Lee Daniels nos ganó hace cuatro años con su espléndida Precious. Pero, como si se confirmara el aserto wildeano de que no se puede ser sublime sin interrupción, esta nueva película del cineasta afroamericano nos ha parecido bastante más endeble. Y no es que no tenga virtudes: de entrada, contar la Historia reciente de Estados Unidos, y en particular la lucha por los derechos civiles de la comunidad negra, a través de la verídica vida de un mayordomo coloured que sirvió en la Casa Blanca durante más de treinta años y ocho presidentes, se nos antoja muy atractivo.
Pero no hay auténtica vida en la supuesta existencia (por muy real que fuera en verdad) de este mayordomo, de este “negro doméstico”, como le llaman en su más tierna infancia, poco después de asistir impotente al alevoso asesinato de su padre por el blanquito cabrón de turno. Por más que se intente dar un aire realista a esta extraña familia nunca se consigue: la esposa es sucesiva o alternativamente alcohólica y adúltera, según toque; el hijo mayor sigue una senda progresivamente más peligrosa en la defensa de los derechos civiles de los negros: primero se hace resistente a la gandhiana manera, después será prosélito de Martin Luther King, para proseguir en las huestes más virulentas de los Panteras Negras y finalizar surcando la más suave vía política a la manera de un Barack Obama de discreto voltaje, haciendo de esta forma todo el recorrido de la resistencia, primero pasiva y después activa, del movimiento negro por sus derechos; pero lo cierto es que el conjunto no funciona: esta familia, supuestamente tan verídica, suena a artificial, con su mayordomo entregado por completo a sus amos blanquitos, aunque de vez en cuando saca la patita del tiesto, generalmente recogida en cuanto le corren (metafóricamente) a gorrazos.
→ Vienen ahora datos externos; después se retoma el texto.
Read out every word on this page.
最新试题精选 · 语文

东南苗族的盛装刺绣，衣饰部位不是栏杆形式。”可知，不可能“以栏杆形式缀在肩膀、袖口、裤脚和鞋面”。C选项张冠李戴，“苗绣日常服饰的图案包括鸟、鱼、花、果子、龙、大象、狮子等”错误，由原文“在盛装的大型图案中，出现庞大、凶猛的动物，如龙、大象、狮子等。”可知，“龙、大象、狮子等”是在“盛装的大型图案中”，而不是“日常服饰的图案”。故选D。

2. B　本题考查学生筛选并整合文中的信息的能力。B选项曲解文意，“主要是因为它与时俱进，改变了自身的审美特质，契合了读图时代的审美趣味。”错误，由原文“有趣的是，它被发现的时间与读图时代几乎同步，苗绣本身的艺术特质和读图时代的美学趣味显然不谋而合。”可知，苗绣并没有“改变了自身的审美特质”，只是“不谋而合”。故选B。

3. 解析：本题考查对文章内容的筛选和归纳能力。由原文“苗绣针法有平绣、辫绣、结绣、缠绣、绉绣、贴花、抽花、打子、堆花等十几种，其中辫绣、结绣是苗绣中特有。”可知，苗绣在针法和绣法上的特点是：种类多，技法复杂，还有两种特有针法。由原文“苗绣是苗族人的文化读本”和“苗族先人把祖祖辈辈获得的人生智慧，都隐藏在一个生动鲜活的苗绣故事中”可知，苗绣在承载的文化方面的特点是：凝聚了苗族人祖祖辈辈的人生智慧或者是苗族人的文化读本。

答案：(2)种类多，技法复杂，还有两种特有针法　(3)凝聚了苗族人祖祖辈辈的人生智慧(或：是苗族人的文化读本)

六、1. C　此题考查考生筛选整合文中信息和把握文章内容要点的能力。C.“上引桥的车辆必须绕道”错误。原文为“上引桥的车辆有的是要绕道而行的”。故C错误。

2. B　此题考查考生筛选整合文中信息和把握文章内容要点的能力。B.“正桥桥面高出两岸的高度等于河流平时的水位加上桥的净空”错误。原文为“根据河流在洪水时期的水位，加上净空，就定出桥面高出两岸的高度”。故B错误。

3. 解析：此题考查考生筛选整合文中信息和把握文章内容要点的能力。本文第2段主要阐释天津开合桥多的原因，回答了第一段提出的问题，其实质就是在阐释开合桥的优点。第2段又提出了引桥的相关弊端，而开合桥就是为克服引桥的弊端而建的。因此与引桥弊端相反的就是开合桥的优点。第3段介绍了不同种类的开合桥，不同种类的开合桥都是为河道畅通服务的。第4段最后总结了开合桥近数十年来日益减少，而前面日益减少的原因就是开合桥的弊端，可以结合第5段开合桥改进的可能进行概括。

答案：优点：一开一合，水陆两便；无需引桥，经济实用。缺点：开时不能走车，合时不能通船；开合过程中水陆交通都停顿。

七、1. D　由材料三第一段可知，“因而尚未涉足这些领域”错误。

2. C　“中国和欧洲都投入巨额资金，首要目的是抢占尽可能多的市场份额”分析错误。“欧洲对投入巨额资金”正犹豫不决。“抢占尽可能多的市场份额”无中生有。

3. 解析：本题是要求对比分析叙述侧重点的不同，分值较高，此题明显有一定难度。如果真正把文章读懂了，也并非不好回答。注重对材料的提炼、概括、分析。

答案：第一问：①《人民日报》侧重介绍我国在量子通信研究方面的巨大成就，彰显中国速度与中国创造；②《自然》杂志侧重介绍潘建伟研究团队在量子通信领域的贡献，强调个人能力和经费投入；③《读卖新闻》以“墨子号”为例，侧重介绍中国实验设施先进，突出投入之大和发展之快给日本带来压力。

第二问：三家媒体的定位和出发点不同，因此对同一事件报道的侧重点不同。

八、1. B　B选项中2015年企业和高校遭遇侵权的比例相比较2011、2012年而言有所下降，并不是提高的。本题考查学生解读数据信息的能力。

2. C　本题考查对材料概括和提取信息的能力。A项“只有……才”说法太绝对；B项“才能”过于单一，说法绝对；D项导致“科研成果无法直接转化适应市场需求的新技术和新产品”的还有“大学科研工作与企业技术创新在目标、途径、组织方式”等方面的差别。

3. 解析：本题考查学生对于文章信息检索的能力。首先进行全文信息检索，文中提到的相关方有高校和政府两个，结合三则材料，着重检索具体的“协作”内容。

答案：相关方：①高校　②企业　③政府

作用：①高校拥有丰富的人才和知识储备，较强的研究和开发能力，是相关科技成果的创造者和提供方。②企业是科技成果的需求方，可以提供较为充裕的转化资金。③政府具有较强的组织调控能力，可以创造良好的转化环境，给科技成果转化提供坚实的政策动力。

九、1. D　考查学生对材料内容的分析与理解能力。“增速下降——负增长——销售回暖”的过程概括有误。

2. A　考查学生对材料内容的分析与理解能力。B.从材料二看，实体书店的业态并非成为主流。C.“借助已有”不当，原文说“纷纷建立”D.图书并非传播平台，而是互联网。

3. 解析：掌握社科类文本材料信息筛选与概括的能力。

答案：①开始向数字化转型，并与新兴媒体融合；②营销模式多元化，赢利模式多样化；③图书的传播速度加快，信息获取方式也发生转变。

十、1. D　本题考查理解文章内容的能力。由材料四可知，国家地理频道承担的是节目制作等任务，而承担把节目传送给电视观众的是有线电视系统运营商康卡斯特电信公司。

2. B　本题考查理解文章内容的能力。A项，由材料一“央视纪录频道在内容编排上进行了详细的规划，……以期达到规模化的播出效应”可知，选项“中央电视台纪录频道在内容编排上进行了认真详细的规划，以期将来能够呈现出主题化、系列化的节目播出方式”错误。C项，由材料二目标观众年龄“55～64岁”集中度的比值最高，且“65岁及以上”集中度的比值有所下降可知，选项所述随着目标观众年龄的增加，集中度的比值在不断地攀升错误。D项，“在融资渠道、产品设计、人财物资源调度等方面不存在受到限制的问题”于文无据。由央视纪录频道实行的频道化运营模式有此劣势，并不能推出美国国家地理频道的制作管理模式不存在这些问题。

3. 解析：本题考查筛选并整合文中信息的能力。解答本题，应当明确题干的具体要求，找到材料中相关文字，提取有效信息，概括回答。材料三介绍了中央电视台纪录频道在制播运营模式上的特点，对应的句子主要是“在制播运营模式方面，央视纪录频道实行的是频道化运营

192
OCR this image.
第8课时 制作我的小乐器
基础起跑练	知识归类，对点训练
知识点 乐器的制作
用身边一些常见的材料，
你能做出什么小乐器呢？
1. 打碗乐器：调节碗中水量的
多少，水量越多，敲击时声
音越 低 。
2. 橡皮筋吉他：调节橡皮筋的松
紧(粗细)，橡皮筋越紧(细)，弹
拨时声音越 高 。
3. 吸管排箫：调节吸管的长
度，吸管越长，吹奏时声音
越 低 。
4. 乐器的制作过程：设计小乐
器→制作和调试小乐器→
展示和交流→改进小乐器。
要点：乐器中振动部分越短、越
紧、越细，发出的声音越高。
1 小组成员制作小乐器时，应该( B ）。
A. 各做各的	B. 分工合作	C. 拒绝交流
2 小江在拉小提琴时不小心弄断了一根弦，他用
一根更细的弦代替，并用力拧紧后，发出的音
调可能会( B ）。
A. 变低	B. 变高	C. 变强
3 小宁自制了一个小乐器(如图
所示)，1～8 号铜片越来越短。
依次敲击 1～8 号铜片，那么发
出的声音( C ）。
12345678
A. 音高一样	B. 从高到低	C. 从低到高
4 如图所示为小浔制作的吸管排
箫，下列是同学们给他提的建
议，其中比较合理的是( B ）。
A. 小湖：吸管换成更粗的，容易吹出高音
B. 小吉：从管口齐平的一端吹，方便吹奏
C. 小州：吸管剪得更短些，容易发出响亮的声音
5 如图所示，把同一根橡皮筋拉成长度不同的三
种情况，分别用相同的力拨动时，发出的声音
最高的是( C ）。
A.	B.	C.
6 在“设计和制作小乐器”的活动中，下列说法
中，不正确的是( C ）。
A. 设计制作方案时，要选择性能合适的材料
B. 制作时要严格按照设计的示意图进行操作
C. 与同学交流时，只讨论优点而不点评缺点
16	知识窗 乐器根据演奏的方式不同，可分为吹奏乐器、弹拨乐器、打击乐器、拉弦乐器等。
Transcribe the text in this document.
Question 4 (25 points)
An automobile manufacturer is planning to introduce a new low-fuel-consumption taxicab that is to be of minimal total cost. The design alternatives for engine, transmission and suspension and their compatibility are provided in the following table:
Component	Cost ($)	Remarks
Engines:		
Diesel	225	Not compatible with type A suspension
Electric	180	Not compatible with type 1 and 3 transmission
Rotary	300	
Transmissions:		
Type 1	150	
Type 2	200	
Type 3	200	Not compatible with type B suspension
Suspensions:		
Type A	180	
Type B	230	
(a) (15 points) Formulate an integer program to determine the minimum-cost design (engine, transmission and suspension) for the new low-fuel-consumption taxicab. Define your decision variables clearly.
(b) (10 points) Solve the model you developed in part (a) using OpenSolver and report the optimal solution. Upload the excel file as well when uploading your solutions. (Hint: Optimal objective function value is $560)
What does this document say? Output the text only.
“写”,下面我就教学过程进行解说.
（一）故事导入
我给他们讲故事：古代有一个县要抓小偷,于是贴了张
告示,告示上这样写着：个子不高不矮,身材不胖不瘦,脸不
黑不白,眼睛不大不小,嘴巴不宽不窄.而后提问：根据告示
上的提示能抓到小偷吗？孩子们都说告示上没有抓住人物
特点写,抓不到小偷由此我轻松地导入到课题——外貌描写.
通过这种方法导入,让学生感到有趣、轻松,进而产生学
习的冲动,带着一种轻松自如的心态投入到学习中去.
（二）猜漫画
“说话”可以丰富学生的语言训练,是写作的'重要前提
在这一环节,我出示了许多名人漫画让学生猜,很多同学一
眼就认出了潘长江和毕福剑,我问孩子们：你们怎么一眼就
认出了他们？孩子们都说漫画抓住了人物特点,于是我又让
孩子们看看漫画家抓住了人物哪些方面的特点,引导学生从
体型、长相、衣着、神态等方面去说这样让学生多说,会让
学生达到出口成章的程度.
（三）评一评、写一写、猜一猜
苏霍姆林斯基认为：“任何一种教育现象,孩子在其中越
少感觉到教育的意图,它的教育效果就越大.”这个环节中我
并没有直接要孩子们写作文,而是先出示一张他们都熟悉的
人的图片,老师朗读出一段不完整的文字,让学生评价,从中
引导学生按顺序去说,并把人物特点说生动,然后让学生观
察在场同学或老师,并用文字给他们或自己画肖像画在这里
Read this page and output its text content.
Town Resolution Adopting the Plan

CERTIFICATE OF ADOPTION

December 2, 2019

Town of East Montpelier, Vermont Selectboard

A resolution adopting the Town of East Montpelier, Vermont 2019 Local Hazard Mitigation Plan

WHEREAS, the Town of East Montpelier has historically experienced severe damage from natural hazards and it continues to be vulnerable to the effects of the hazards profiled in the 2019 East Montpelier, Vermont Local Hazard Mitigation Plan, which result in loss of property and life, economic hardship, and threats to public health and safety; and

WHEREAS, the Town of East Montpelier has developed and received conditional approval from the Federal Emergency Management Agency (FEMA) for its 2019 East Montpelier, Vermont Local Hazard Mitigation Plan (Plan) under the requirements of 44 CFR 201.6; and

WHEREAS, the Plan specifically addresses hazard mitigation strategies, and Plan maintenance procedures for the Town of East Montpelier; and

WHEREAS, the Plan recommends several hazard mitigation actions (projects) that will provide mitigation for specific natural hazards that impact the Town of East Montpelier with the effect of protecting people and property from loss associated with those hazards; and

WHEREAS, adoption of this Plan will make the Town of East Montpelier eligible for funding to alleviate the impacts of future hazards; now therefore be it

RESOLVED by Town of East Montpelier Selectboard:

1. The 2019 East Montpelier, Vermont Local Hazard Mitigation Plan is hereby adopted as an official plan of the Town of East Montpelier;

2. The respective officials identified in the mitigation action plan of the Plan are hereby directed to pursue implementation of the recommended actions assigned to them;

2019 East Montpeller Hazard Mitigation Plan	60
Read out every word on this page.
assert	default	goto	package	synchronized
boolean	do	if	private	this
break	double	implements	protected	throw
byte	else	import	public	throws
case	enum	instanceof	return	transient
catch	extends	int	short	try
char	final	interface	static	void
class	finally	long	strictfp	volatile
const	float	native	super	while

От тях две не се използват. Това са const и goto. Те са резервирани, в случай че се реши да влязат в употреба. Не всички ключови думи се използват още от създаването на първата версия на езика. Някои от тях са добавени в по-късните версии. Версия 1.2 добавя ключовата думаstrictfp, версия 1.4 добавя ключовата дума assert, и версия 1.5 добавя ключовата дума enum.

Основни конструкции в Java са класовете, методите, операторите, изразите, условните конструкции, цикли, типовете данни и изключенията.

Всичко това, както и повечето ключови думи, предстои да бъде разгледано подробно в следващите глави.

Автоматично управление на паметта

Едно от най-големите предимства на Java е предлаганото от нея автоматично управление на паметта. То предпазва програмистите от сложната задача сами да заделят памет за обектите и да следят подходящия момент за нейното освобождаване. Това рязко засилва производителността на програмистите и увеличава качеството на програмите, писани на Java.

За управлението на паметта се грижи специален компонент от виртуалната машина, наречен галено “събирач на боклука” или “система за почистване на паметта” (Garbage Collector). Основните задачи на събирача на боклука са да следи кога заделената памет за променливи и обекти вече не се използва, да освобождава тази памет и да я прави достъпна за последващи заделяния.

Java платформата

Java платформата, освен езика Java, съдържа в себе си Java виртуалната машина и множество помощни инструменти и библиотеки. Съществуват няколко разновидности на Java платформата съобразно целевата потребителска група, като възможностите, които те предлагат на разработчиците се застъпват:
El mayordomo juega con dos crónicas paralelas, la del enfrentamiento generacional entre el paterfamilias y su primogénito, dos formas tan distintas de entender la lucha por los derechos civiles, y la del “negro doméstico”, ya en rango distinguido, con su callada relación con hasta ocho presidentes norteamericanos. Es curiosa la visión cercana, casi amistosa, que da el director de esa relación, en especial de algunos de estos mandamases que no eran precisamente muy filonegros: véanse los casos de Richard Nixon o Ronald Reagan.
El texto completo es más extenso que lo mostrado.